El oleoducto Este-Oeste, conocido también como Petroline, conecta las zonas productoras del este saudita con terminales ubicados en el mar Rojo y tiene capacidad para transportar hasta siete millones de barriles diarios. La infraestructura permite a Arabia Saudita exportar petróleo evitando el estratégico estrecho de Ormuz.
El cierre preventivo fue ordenado después de ataques registrados el 10 de septiembre. Las autoridades sauditas señalaron que drones procedentes de territorio iraquí dañaron instalaciones del sistema y provocaron víctimas, mientras equipos especializados iniciaron trabajos para recuperar la operación.
La situación tuvo un impacto inmediato en los mercados. El petróleo Brent llegó a superar los 109 dólares por barril durante la jornada, mientras el crudo estadounidense alcanzó aproximadamente los 105 dólares antes de moderar sus ganancias.
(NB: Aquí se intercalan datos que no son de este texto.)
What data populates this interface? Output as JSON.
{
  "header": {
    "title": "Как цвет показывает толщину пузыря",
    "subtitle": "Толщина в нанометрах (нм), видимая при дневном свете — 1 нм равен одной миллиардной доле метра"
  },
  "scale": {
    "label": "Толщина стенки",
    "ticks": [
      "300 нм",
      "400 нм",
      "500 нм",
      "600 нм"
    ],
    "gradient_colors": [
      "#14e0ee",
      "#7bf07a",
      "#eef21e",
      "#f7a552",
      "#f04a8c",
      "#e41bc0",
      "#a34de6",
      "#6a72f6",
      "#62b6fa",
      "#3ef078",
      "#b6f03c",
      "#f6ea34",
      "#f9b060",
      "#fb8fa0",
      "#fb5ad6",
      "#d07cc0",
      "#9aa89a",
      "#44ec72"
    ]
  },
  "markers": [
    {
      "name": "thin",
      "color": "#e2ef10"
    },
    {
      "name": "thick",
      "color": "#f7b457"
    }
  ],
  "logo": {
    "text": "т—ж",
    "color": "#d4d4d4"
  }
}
El incidente incrementa la incertidumbre porque el Petroline se había convertido en una ruta estratégica para mantener las exportaciones sauditas ante las dificultades existentes en otras vías del Golfo.
Los mercados permanecen atentos al tiempo que demandarán las reparaciones y a una posible escalada militar. Una interrupción prolongada podría mantener elevados los precios del petróleo, encarecer los combustibles y generar nuevas presiones inflacionarias en distintas economías del mundo.